In the Collect Phase of a Course:
The entire course structure is traversed and data structures for caching the course's block tree are populated by instantiating each xBlock in the course's hierarchy through the modulestore.
All registered (sorted) Transformers are instantiated and their Collect method is called so they can add their own Transformer-required data to the cache.
Course Block Structures. A dictionary of course block structures, identified by the CourseKey, for traversing the course hierarchy. Note: We may also cache parent pointers, if the space-time tradeoff is acceptable.
Block Data. A dictionary of block data, identified by the block's UsageKey, for data (collected and updated) for each block. Note: Each transformer-specific data is kept in its own data storage (dict) keyed by a value derived from the transformer's class name. For transformers that need to collect field(s) declared on an xBlock, they can declare those in their class declaration so the framework makes them available in a shared pool denoted as _system_data below.
Transform Phase of a Block Tree (feature-specific application of transformers)
Trigger. The "transform" phase is triggered by a request from an edX service that wants to access a course's block tree.
The requesting service can specify the ordered list of transformers that should be applied to the course's block tree.
The requested transformers must be a subset of the registered transformers that were used during the collect phase. Note: This restriction may be relaxed for those transformers that only implement the "transform" method and don't require a "collect" phase.
The transformers operate on mutable block tree data structures that are extracted from the cache (created in the "collect" phase).
The requesting service may apply additional transforms, if desired, or forward the block tree to other services, which may apply their own.
def required_fields(self, ...) # returns a list of xBlock "system" Fields that are required by this transformer in the transform method
def collect(self, ...) # given a course's entire xBlock tree, collects and returns any transformation-specific data
def transform(self, ...) # given a partial block tree and previously collected data, updates the block tree according to this transformer's specification
Partial Block Tree Transformations
A transformer needs to support transformations of partial block trees during the transform phase to support features that make direct access to a block (tree). In order to support this, transformers that require full tree traversals should do so during the collect phase. Any inherited values impacting a block should be percolated down through the tree and stored as aggregate values on each descendant. For example, when the Visibility transformer visits a block in the collect phase, it stores the intersection of the visibility values of the block and all of its parents. As another example, the StartDate transformer stores the minimum of all the start dates from the block's ancestors.
Tree Traversal Tools
A common set of configurable tree traversal tools, such as a topological sort generator, are provided as tools for each transformer to use. For now, the implementation assumes a DAG block structure. If/when ever we remove support for DAGs, we can optimize this infrastructure.

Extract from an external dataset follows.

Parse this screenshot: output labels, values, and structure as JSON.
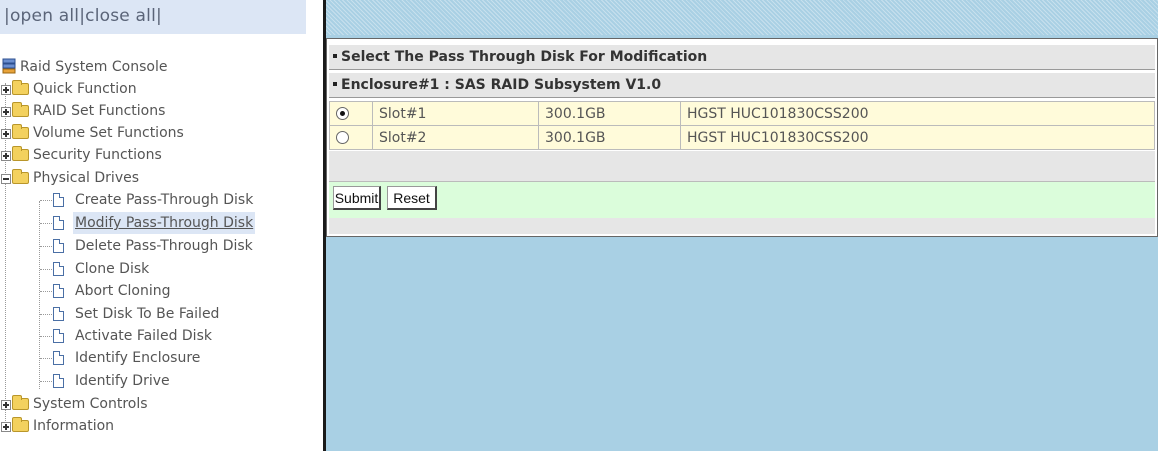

If possible, each transformer should be implemented without dependence on other transformers. This allows the system and/or the requesting service to configure the transformer pipeline for optimal performance without worrying about interdependence and coupled interactions.
The framework honors a system-configured, ordered list of transformers as the designated pipeline during the collect phase.
The pipeline of transformers used during the transform phase is provided by the requesting service. This should be a subset of the transformers called during the collect phase, unless the transformer doesn't implement a collect method.
When a new transformer that requires collection is introduced into the system, all collected caches would need to be invalidated. In the future, we can possibly do better by keeping all the caches, but incrementally updating them with collected data from new transformers.